Hist. accuracy - horses getting steamer over mtns?

Folks,

My kids cartoon movie “Spirit” bashes the westward U.S. expansion of the 1800’s from a horses viewpoint.

At one point, a huge team of horses begins to drag a steamer overland & uphill on a sledge. Purportedly they are behind track laying schedule but have to get the engine to the other side (of the divide?). It fails, though.

I’ve asked several railfans about whether this was ever tried. No one knows. Do you?

-Bill Shust

…I have no certainty of the story but seems I’ve heard the tail someplace before…Maybe it did, at least some form of it.

“Fails” is something of an understatement…

From the level of detail in the sledge, its couplings, and the locomotive, it seems clear to me that the animators had a historical source to work from. I don’t have any ‘bonus’ features such as a discussion track on my budget copy, but I suspect a request to Dreamworks – or, more specifically, to the individuals who are named in the credits as having oversight of this aspect of the production – might provide the information you need.

Note that one of the characters mentions the name of the railroad in question (in the scene where they think they’ve ‘broken’ the horse) – IIRC Northern Pacific.

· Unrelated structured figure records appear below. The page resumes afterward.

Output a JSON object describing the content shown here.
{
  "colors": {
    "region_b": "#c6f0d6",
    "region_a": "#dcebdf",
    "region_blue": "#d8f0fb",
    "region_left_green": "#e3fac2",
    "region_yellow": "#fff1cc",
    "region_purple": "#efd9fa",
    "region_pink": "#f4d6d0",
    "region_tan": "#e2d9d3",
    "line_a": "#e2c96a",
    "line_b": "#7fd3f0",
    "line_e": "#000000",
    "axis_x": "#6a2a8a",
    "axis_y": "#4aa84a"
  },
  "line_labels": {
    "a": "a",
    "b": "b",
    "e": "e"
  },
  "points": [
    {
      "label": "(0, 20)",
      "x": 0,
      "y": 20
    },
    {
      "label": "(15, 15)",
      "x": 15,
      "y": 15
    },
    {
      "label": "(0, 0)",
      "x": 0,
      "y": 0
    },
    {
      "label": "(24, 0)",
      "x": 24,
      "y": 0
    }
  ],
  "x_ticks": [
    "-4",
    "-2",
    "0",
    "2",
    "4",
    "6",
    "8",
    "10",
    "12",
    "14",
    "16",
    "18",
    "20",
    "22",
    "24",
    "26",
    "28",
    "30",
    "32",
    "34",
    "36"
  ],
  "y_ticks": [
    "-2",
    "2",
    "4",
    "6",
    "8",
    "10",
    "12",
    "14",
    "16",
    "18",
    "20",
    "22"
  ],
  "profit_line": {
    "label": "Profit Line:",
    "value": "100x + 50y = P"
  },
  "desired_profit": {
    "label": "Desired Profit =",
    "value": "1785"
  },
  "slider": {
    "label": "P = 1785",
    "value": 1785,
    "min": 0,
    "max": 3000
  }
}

I had thought there was some ‘dramatic license’ in the location and circumstances of this transfer (and would also think that small locomotives (e.g. for construction) would be transported across first; we do see completed track on the ‘other side’)

Stonewall Jackson’s troops actually moved at least one locomotive overland (not on rails) during the War for Southern Independence, after capturing a bunch of B&O rolling stock at Harper’s Ferry. The story was in TRAINS sometime in the last few years. Anyway, it was so difficult and so much work the project was abandoned after only one or a very few were moved, even though the Confederacy desperately needed the locomotives.

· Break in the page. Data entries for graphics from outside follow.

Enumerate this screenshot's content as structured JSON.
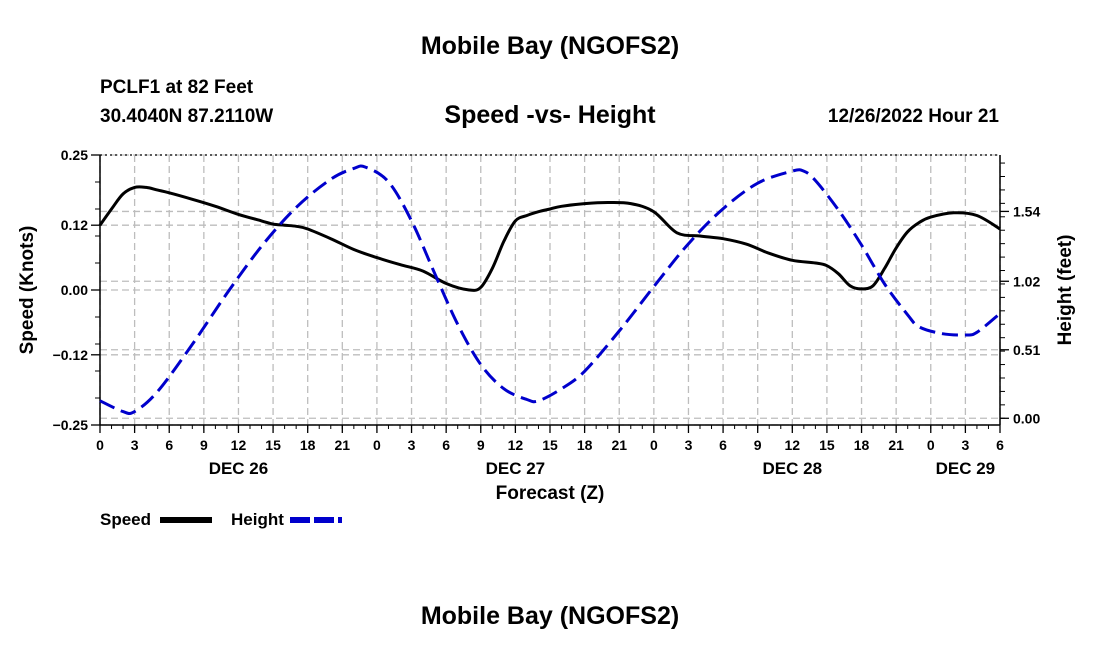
{
  "page_title": "Mobile Bay (NGOFS2)",
  "footer_title": "Mobile Bay (NGOFS2)",
  "station": {
    "line1": "PCLF1 at 82 Feet",
    "line2": "30.4040N  87.2110W"
  },
  "timestamp": "12/26/2022 Hour 21",
  "chart_data": {
    "type": "line",
    "title": "Speed -vs- Height",
    "xlabel": "Forecast (Z)",
    "ylabel_left": "Speed (Knots)",
    "ylabel_right": "Height (feet)",
    "x_range_hours": [
      0,
      78
    ],
    "x_tick_step_hours": 3,
    "x_tick_labels": [
      "0",
      "3",
      "6",
      "9",
      "12",
      "15",
      "18",
      "21",
      "0",
      "3",
      "6",
      "9",
      "12",
      "15",
      "18",
      "21",
      "0",
      "3",
      "6",
      "9",
      "12",
      "15",
      "18",
      "21",
      "0",
      "3",
      "6"
    ],
    "date_labels": [
      {
        "text": "DEC 26",
        "hour": 12
      },
      {
        "text": "DEC 27",
        "hour": 36
      },
      {
        "text": "DEC 28",
        "hour": 60
      },
      {
        "text": "DEC 29",
        "hour": 75
      }
    ],
    "speed_axis": {
      "min": -0.25,
      "max": 0.25,
      "ticks": [
        -0.25,
        -0.12,
        0.0,
        0.12,
        0.25
      ],
      "tick_labels": [
        "−0.25",
        "−0.12",
        "0.00",
        "0.12",
        "0.25"
      ]
    },
    "height_axis": {
      "min": -0.05,
      "max": 1.96,
      "ticks": [
        0.0,
        0.51,
        1.02,
        1.54
      ],
      "tick_labels": [
        "0.00",
        "0.51",
        "1.02",
        "1.54"
      ]
    },
    "grid": true,
    "legend_position": "bottom-left",
    "series": [
      {
        "name": "Speed",
        "axis": "left",
        "color": "#000000",
        "style": "solid",
        "x": [
          0,
          1,
          2,
          3,
          4,
          5,
          6,
          8,
          10,
          12,
          14,
          15,
          16,
          17,
          18,
          20,
          22,
          24,
          26,
          28,
          30,
          32,
          33,
          34,
          35,
          36,
          37,
          38,
          39,
          40,
          42,
          44,
          46,
          48,
          50,
          52,
          54,
          56,
          58,
          60,
          62,
          63,
          64,
          65,
          66,
          67,
          68,
          69,
          70,
          71,
          72,
          74,
          76,
          78
        ],
        "y": [
          0.12,
          0.15,
          0.178,
          0.19,
          0.19,
          0.185,
          0.18,
          0.168,
          0.155,
          0.14,
          0.128,
          0.122,
          0.12,
          0.118,
          0.113,
          0.095,
          0.075,
          0.06,
          0.047,
          0.035,
          0.012,
          0.0,
          0.005,
          0.04,
          0.09,
          0.128,
          0.138,
          0.145,
          0.15,
          0.155,
          0.16,
          0.162,
          0.16,
          0.145,
          0.106,
          0.1,
          0.095,
          0.085,
          0.068,
          0.055,
          0.05,
          0.045,
          0.03,
          0.008,
          0.002,
          0.008,
          0.04,
          0.078,
          0.108,
          0.125,
          0.135,
          0.143,
          0.138,
          0.113
        ]
      },
      {
        "name": "Height",
        "axis": "right",
        "color": "#0000cc",
        "style": "dashed",
        "x": [
          0,
          2,
          3,
          5,
          8,
          11,
          14,
          17,
          20,
          22,
          23,
          25,
          27,
          29,
          31,
          33,
          35,
          37,
          38,
          40,
          42,
          45,
          48,
          51,
          54,
          57,
          60,
          61,
          62,
          64,
          66,
          68,
          70,
          71,
          73,
          75,
          76,
          78
        ],
        "y": [
          0.13,
          0.05,
          0.05,
          0.2,
          0.55,
          0.93,
          1.28,
          1.57,
          1.78,
          1.86,
          1.87,
          1.76,
          1.47,
          1.08,
          0.7,
          0.4,
          0.22,
          0.14,
          0.13,
          0.22,
          0.35,
          0.65,
          0.98,
          1.3,
          1.56,
          1.75,
          1.84,
          1.84,
          1.77,
          1.55,
          1.29,
          1.0,
          0.77,
          0.68,
          0.63,
          0.62,
          0.64,
          0.78
        ]
      }
    ]
  }
}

I have a vague and exceedingly fuzzy memory of the feat having been tried – and managed – during the construction of the CP across the Sierra Nevada. But as I say, very vague, very fuzzy, and no references of any sort to hand…

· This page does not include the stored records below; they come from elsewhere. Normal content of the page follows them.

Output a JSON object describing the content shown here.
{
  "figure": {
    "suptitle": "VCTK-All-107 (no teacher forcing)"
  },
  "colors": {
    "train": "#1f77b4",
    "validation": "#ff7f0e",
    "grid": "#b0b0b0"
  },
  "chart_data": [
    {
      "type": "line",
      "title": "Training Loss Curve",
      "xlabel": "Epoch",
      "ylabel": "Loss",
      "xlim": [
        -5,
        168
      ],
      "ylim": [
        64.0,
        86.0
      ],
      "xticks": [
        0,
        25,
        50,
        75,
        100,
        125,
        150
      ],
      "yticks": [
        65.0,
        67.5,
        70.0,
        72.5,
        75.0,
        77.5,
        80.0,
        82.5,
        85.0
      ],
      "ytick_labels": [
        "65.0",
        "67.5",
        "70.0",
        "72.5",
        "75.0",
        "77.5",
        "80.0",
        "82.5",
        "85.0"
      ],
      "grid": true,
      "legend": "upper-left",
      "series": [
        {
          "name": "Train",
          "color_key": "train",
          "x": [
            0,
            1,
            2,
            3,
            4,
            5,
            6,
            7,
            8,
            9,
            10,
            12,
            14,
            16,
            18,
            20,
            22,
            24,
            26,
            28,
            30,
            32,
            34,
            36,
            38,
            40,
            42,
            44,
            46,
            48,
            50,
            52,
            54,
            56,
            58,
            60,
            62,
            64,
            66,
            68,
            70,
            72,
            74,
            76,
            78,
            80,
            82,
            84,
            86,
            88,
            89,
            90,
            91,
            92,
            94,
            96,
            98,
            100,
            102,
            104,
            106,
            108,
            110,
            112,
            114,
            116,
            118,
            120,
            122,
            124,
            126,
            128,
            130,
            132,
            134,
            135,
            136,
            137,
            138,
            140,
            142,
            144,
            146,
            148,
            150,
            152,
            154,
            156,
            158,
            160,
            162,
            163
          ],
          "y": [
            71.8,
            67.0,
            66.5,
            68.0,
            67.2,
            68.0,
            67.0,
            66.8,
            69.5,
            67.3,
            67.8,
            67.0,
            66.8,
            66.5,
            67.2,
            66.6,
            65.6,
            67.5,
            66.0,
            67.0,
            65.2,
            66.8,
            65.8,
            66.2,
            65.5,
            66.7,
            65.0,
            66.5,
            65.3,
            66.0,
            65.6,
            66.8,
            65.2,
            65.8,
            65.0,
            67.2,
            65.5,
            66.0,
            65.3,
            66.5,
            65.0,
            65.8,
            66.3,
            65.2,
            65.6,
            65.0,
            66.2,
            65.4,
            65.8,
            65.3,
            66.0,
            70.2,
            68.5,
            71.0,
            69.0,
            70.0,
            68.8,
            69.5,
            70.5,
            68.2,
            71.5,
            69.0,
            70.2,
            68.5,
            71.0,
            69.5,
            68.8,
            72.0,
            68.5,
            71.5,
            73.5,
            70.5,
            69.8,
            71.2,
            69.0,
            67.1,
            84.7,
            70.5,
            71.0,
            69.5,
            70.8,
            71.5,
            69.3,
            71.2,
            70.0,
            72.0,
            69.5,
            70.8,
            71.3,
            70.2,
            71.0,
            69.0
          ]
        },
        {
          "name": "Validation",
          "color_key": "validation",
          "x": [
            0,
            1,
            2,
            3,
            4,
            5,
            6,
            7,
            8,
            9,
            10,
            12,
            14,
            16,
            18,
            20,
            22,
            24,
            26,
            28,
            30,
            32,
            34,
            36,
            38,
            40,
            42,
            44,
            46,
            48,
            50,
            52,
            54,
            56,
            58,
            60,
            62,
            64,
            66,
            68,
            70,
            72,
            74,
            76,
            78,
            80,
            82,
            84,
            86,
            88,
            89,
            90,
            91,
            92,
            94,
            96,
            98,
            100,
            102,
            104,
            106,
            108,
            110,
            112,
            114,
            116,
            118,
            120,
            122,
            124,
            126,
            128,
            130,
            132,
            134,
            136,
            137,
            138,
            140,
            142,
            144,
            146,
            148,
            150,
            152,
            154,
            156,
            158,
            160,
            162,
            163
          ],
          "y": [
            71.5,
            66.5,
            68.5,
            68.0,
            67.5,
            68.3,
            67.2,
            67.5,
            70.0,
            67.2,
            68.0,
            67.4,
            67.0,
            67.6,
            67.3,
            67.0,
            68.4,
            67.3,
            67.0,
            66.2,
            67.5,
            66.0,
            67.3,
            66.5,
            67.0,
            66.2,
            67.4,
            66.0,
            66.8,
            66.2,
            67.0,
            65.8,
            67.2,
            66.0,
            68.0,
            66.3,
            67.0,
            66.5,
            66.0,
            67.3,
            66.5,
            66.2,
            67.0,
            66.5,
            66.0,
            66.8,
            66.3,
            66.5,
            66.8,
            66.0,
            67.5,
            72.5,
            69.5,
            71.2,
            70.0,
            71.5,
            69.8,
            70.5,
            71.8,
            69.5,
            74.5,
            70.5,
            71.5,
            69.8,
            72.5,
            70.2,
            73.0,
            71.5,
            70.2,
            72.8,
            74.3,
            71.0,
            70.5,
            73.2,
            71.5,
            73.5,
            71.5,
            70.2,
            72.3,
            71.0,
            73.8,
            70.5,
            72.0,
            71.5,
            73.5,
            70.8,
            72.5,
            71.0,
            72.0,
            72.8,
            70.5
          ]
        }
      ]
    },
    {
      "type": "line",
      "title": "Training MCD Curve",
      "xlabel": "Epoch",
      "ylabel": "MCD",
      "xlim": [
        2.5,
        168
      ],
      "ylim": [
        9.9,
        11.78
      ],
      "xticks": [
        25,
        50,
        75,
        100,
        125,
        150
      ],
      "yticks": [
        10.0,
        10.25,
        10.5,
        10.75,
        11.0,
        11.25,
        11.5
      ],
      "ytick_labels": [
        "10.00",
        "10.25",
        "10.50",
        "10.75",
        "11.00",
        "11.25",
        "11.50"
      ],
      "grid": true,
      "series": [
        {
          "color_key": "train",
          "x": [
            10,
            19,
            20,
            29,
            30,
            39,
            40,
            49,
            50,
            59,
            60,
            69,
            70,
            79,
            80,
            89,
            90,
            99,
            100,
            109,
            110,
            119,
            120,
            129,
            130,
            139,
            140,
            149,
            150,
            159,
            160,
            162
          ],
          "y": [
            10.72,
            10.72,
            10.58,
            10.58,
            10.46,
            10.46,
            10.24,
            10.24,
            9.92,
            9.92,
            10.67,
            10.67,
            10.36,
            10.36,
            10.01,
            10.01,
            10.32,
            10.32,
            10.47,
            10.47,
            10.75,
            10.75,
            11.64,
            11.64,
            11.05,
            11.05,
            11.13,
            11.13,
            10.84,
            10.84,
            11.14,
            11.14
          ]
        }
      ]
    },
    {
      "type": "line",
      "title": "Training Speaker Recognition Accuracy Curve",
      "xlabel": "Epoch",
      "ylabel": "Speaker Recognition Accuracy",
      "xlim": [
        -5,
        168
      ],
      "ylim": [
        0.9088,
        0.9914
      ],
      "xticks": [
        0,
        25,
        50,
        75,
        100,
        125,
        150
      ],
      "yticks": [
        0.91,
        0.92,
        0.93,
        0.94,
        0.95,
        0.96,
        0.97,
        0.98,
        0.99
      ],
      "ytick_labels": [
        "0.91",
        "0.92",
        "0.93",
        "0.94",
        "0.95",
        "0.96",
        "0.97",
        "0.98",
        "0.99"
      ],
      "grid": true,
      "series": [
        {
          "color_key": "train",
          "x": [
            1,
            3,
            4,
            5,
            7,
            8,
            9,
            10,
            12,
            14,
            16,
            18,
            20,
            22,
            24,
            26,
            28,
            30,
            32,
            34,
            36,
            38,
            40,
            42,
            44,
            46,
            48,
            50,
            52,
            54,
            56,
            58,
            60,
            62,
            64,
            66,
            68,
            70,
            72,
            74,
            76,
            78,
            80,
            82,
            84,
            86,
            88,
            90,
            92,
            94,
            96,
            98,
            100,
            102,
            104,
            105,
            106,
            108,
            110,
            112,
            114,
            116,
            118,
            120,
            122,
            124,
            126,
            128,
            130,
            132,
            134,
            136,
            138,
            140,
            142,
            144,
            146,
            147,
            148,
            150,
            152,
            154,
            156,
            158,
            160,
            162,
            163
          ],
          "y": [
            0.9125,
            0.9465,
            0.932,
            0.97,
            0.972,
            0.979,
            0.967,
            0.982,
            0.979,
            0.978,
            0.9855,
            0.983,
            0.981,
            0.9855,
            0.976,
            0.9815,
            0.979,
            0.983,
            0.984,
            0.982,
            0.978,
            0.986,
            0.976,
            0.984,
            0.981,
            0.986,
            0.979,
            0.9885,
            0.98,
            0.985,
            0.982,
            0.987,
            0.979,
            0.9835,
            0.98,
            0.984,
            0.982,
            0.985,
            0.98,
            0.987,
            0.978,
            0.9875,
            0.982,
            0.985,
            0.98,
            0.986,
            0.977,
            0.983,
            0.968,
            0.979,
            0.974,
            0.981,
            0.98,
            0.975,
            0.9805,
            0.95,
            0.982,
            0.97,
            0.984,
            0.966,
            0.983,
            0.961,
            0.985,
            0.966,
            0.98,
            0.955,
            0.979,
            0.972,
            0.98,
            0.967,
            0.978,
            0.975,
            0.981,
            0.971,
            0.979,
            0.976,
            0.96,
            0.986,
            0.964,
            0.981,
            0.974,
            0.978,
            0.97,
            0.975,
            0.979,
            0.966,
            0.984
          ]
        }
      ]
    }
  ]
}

Why not - in the UK locos were sometimes elivered by dragging them down the road in the early days. If you have an isolated section then you gotta get them there somehow

For a similar feat see the story of the Royal Navy party that dragged 2 steam launches overland to Lake Victoria in the First World War.

Years ago there was a made-for-TV movie starring Dan Blocker where he was trying to get a steam engine – not a locomotive – over a mountain using a team of horses.
It gave a good feel for just how big an effort that would be. I cannot recall the name of the movie – and I suspect it never even made it to video much less DVD
Dave Nelson

I have not looked for any references, but I am sure it was done.

I once saw a photo of a very large (3 story house) being moved cross country (during the 1890’s) in one piece using rollers and oxen. If the same house were to be moved today, it would be cut up and moved in sections.

During the race to Promentory Utah CP supposedly built a temporary lines around mountains to keep forward progress going while the tunnel crews finised up behind. I dont know If UP ever tried the same thing, CP did get stuck for almost a year blasting out the Summit Tunnel above Truckee. There was simply no other way around. Surveyers, graders, and as many other disciplines that could be sent ahead were, and when the tunnel was finally completed they made very fast progress.

The movie may have been “Something for a Lonely Man”.

According to Ambrose’s “Nothing Like it in the World,” on November 24, 1866, two engines were removed from the tracks at Cisco, CA and placed on skid sleds (half logs, greased on the bottom. “Hundreds of Chinese tugged a ropes alongside mule tieam and horse teams to skid the locomotives over the summit”

However, the “Empire Express” states that CP had plans to move engines and cars across the summit but this move was prevented by the heavy snows of the winter of 1866.

These were not the first engines moved across country because CP had removed the cab, wheels, and axles from an old 12 ton locomotive and skidded it to the top of the summit tunnel to serve as a hoisting engine so that the tunnel could be worked from four faces instead of 2. This effort used oxen and a specially built wagon with wheels 2 foot wide.